Villagers in Bishan visit a show displaying products made by local artisans and designers at an exhibition center that used to be a barn. [Photo provided to China Daily] |
As dusk falls on Bishan village in Anhui province a bar is crammed with villagers downing bloody marys and margaritas after a hard day's toil on the farm. The bar's name, Dog's Bistro, and the interior decorating are straight out of England, yet of the many locals enjoying the evening here, some have never crossed the borders of Anhui province.
Outside the bar, the rest of the village, made up of several hundred white houses with black-tiled upturned eaves, Hui-style architecture common in the area, falls into slumber.
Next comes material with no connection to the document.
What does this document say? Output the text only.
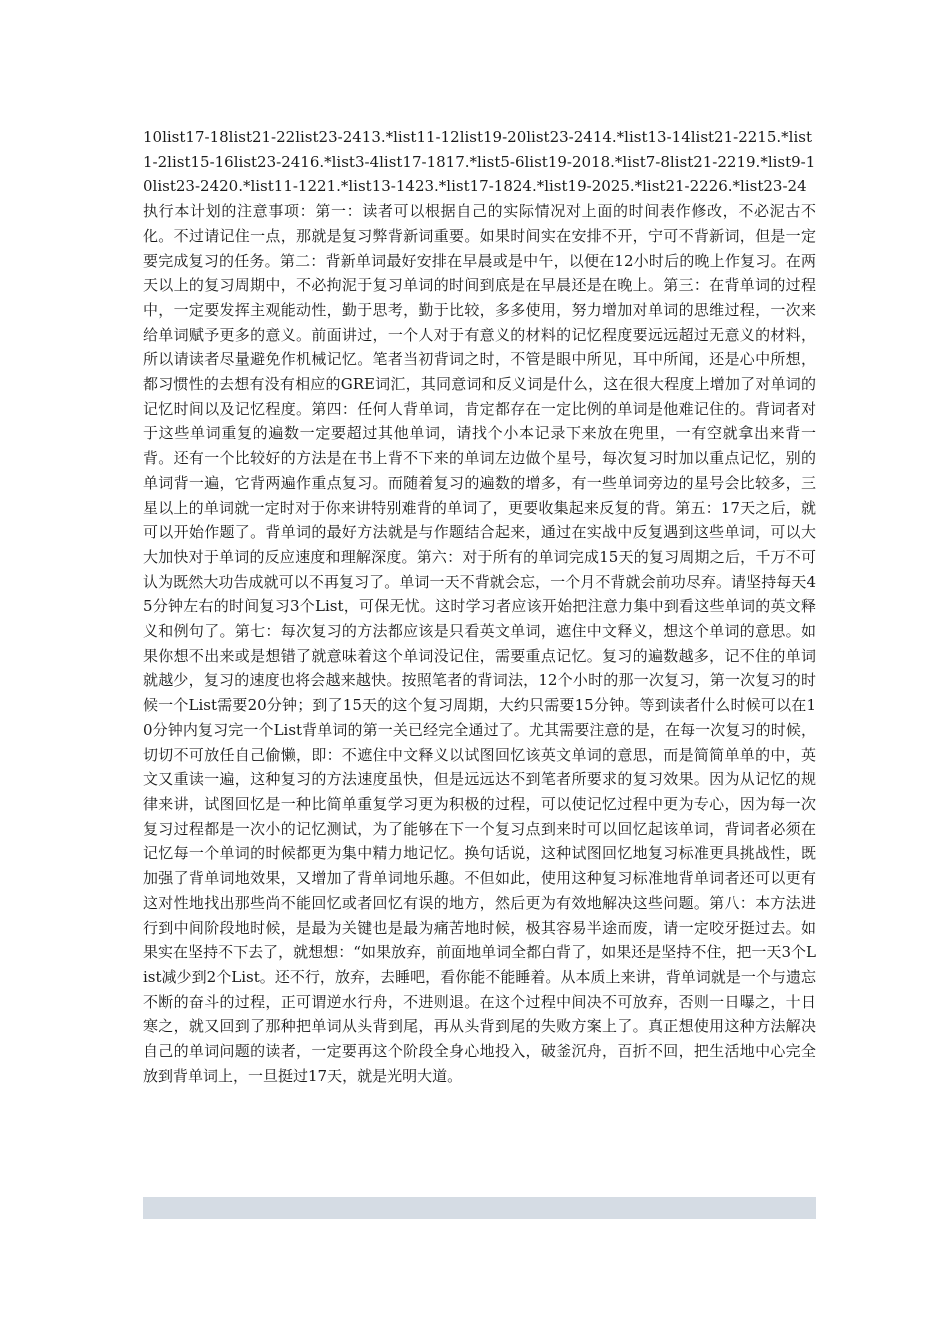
10list17-18list21-22list23-2413.*list11-12list19-20list23-2414.*list13-14list21-2215.*list1-2list15-16list23-2416.*list3-4list17-1817.*list5-6list19-2018.*list7-8list21-2219.*list9-10list23-2420.*list11-1221.*list13-1423.*list17-1824.*list19-2025.*list21-2226.*list23-24执行本计划的注意事项：第一：读者可以根据自己的实际情况对上面的时间表作修改，不必泥古不化。不过请记住一点，那就是复习弊背新词重要。如果时间实在安排不开，宁可不背新词，但是一定要完成复习的任务。第二：背新单词最好安排在早晨或是中午，以便在12小时后的晚上作复习。在两天以上的复习周期中，不必拘泥于复习单词的时间到底是在早晨还是在晚上。第三：在背单词的过程中，一定要发挥主观能动性，勤于思考，勤于比较，多多使用，努力增加对单词的思维过程，一次来给单词赋予更多的意义。前面讲过，一个人对于有意义的材料的记忆程度要远远超过无意义的材料，所以请读者尽量避免作机械记忆。笔者当初背词之时，不管是眼中所见，耳中所闻，还是心中所想，都习惯性的去想有没有相应的GRE词汇，其同意词和反义词是什么，这在很大程度上增加了对单词的记忆时间以及记忆程度。第四：任何人背单词，肯定都存在一定比例的单词是他难记住的。背词者对于这些单词重复的遍数一定要超过其他单词，请找个小本记录下来放在兜里，一有空就拿出来背一背。还有一个比较好的方法是在书上背不下来的单词左边做个星号，每次复习时加以重点记忆，别的单词背一遍，它背两遍作重点复习。而随着复习的遍数的增多，有一些单词旁边的星号会比较多，三星以上的单词就一定时对于你来讲特别难背的单词了，更要收集起来反复的背。第五：17天之后，就可以开始作题了。背单词的最好方法就是与作题结合起来，通过在实战中反复遇到这些单词，可以大大加快对于单词的反应速度和理解深度。第六：对于所有的单词完成15天的复习周期之后，千万不可认为既然大功告成就可以不再复习了。单词一天不背就会忘，一个月不背就会前功尽弃。请坚持每天45分钟左右的时间复习3个List，可保无忧。这时学习者应该开始把注意力集中到看这些单词的英文释义和例句了。第七：每次复习的方法都应该是只看英文单词，遮住中文释义，想这个单词的意思。如果你想不出来或是想错了就意味着这个单词没记住，需要重点记忆。复习的遍数越多，记不住的单词就越少，复习的速度也将会越来越快。按照笔者的背词法，12个小时的那一次复习，第一次复习的时候一个List需要20分钟；到了15天的这个复习周期，大约只需要15分钟。等到读者什么时候可以在10分钟内复习完一个List背单词的第一关已经完全通过了。尤其需要注意的是，在每一次复习的时候，切切不可放任自己偷懒，即：不遮住中文释义以试图回忆该英文单词的意思，而是简简单单的中，英文又重读一遍，这种复习的方法速度虽快，但是远远达不到笔者所要求的复习效果。因为从记忆的规律来讲，试图回忆是一种比简单重复学习更为积极的过程，可以使记忆过程中更为专心，因为每一次复习过程都是一次小的记忆测试，为了能够在下一个复习点到来时可以回忆起该单词，背词者必须在记忆每一个单词的时候都更为集中精力地记忆。换句话说，这种试图回忆地复习标准更具挑战性，既加强了背单词地效果，又增加了背单词地乐趣。不但如此，使用这种复习标准地背单词者还可以更有这对性地找出那些尚不能回忆或者回忆有误的地方，然后更为有效地解决这些问题。第八：本方法进行到中间阶段地时候，是最为关键也是最为痛苦地时候，极其容易半途而废，请一定咬牙挺过去。如果实在坚持不下去了，就想想：“如果放弃，前面地单词全都白背了，如果还是坚持不住，把一天3个List减少到2个List。还不行，放弃，去睡吧，看你能不能睡着。从本质上来讲，背单词就是一个与遗忘不断的奋斗的过程，正可谓逆水行舟，不进则退。在这个过程中间决不可放弃，否则一日曝之，十日寒之，就又回到了那种把单词从头背到尾，再从头背到尾的失败方案上了。真正想使用这种方法解决自己的单词问题的读者，一定要再这个阶段全身心地投入，破釜沉舟，百折不回，把生活地中心完全放到背单词上，一旦挺过17天，就是光明大道。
Li Guoyu, owner of the bistro, says the cocktails ritual is the way villagers indulge their fantasies about living like city slickers, and one of the kicks this gives them is knowing that no other villages in these parts can claim to have a bar.
Yet at one stage it seemed that the days of Bishan village, like many similar villages in China, were numbered, many of their inhabitants moving away into cities and leaving an increasingly elderly population to tend to traditional houses, many of them hundreds of years old that had fallen into disrepair.
Migratory flow
Then, about 10 years ago, the nature of that migratory flow, until then a one-way torrent, began to change as urban dwellers, not quite happy with their lot in the urban jungle, began to see the beauty and attractions of the likes of Bishan village.
Thus people like Li began to move to the village, at the foothill of Bishan Mountain, and their desire to be closer to nature turned into something else: a mission to revive the village.
Li came from Shanghai in 2007 and renovated a house about 400 years old, transforming it into a family hotel, and it eventually attracted travelers from home and abroad.
In that regard she was a pioneer, and three years ago she and her husband bought a run-down oil factory and transformed it into another hotel furnished with local-style items, and it is now rated a must-see spot in the travel guide Lonely Planet.
Later, Ou Ling, an artist, moved to the village as a member of the Bishan Project, a plan to revive the traditions and artisanship of Bishan. A bookshop specializing in arts opened at an ancestral hall in the village center and an exhibition center was set up in a barn.